On the Patience Required to Remember
I want to say one more thing, which is perhaps the most important thing of all, and that is that the body does not forget its old rhythms in a single day and it does not remember them in a single day either. When I first began, many years ago now, to try to eat more in step with the daylight, I felt strange for several weeks, as though my body were complaining that I was asking it to remember something it had long been allowed to forget. I felt hungry at odd hours, I felt tired in the middle of the afternoon, I felt a certain irritability that I could not quite explain. But I kept at it, gently and without scolding myself when I failed, and slowly, over the course of perhaps two or three months, the keeper of time inside me began to trust me again. The warmth after the midday meal returned, the heaviness after the evening meal grew lighter, and the mornings began to feel clearer than they had in many years. I tell this story not to boast, because there is nothing to boast about in eating a bowl of grains at the proper hour, but to say to anyone who is reading this and who feels the same confusion in their own body that I once felt, that the body is patient and that it is willing to forgive us if we are willing to return to it slowly and with kindness.

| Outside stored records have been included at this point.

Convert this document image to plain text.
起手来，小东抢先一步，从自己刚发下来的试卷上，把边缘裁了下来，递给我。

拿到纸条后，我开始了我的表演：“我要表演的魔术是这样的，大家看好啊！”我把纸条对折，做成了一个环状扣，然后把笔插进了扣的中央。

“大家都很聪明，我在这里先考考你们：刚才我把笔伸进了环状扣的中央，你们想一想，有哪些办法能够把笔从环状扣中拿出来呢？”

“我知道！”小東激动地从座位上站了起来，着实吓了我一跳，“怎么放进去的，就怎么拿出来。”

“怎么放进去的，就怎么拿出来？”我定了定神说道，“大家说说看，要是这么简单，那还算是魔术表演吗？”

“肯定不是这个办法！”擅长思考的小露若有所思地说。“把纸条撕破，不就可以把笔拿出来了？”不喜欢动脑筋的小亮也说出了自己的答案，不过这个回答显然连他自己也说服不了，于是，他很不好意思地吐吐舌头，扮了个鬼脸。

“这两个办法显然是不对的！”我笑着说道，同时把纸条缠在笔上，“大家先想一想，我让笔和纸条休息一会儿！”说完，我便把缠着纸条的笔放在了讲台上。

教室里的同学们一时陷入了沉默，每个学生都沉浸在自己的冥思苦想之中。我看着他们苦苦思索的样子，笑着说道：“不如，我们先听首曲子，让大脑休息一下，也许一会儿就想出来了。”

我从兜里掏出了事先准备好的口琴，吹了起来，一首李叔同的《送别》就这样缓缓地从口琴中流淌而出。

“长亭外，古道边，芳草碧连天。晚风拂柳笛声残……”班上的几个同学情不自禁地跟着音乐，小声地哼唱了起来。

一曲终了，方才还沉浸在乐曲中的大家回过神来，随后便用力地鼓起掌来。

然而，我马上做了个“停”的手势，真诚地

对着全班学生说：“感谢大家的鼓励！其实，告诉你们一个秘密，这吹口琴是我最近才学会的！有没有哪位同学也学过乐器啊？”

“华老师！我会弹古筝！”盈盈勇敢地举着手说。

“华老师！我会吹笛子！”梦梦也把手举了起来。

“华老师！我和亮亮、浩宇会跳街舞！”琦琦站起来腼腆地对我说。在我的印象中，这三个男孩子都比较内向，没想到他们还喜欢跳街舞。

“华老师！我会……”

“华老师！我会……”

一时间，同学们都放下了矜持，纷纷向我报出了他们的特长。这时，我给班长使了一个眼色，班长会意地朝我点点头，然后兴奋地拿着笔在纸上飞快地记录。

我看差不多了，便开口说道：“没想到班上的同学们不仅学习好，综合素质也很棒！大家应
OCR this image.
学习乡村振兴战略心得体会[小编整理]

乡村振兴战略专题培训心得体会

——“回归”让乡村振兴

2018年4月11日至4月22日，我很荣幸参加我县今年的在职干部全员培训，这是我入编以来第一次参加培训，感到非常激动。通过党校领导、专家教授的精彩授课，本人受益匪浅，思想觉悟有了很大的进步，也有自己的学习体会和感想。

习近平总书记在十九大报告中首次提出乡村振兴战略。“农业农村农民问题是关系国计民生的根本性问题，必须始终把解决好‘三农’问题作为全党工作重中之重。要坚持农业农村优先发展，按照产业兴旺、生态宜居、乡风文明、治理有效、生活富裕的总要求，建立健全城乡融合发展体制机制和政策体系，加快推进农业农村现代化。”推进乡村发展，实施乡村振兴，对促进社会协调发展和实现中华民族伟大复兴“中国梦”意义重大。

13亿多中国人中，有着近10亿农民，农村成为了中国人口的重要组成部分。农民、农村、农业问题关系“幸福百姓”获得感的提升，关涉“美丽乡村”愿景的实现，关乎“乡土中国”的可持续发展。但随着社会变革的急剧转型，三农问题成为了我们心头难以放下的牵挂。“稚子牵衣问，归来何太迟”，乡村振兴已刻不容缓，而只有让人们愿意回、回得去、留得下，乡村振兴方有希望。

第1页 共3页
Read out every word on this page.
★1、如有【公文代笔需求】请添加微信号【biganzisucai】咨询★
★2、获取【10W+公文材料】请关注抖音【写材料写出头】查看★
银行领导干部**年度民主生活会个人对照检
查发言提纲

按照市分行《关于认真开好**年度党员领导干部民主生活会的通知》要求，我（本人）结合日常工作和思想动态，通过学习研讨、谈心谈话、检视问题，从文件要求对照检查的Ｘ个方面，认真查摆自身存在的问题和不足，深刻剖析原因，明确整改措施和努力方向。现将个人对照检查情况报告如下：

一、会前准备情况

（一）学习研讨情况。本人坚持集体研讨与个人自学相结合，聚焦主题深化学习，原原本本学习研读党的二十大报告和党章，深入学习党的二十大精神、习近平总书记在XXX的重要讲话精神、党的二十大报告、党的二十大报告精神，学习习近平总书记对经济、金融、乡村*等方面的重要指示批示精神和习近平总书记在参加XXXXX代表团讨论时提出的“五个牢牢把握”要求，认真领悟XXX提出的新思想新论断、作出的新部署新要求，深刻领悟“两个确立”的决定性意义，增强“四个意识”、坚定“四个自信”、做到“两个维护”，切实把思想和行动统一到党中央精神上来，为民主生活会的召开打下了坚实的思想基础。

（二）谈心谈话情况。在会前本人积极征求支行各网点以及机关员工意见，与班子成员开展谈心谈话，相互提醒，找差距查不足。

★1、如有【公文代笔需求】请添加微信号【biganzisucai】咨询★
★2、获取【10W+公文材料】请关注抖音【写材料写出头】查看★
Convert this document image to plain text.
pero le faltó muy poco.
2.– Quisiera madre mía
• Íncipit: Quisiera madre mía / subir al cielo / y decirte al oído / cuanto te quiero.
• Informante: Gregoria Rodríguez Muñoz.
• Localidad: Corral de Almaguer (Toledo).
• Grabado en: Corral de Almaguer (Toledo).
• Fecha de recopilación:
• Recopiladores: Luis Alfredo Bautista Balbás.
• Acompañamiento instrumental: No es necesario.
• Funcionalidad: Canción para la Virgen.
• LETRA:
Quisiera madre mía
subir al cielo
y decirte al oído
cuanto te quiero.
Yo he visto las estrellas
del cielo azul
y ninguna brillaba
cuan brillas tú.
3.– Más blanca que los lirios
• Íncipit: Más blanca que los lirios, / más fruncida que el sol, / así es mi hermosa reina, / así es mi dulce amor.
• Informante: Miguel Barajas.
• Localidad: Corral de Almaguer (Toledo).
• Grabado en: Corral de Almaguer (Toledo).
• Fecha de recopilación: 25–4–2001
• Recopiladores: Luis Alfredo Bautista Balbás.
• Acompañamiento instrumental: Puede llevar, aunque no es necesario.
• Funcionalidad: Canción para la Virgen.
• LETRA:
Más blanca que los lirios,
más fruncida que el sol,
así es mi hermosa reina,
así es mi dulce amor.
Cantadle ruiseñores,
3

The Quiet Truth the Body Still Knows
In the end, what I have come to believe, after many years of thinking and writing and observing and living in two different kinds of time, is that the body still knows something that we have largely stopped listening to. It knows when the light is strong and when the light is failing, it knows when it should welcome food and when it should prepare for rest, and it knows how to turn that food into warmth and into life when we give it the chance to do so in the proper order. This knowledge is not something that needs to be taught to us, because we were born with it, and it is not something that can be taken away from us completely, because it lives too deep in the flesh for any amount of electric light or late evening meal to erase it entirely. All that is required of us is a certain quietness, a certain willingness to slow down enough to hear what the body is saying, and a certain respect for the old rhythms that carried our grandfathers and our grandmothers through their lives without any great trouble at all. I do not ask anyone to believe me on this matter, because belief is not what is needed here, but only to try, for a few weeks or a few months, to eat the midday meal when the sun is high and the evening meal when the day is still young, and to watch carefully what happens in the body as a result. The body will answer, I am fairly certain of this, and its answer will come not in words but in that familiar quiet warmth that rises after a meal eaten at the proper hour, and that warmth will be its own proof that the old agreement between the sun and the stomach has not been broken after all, but only forgotten for a little while.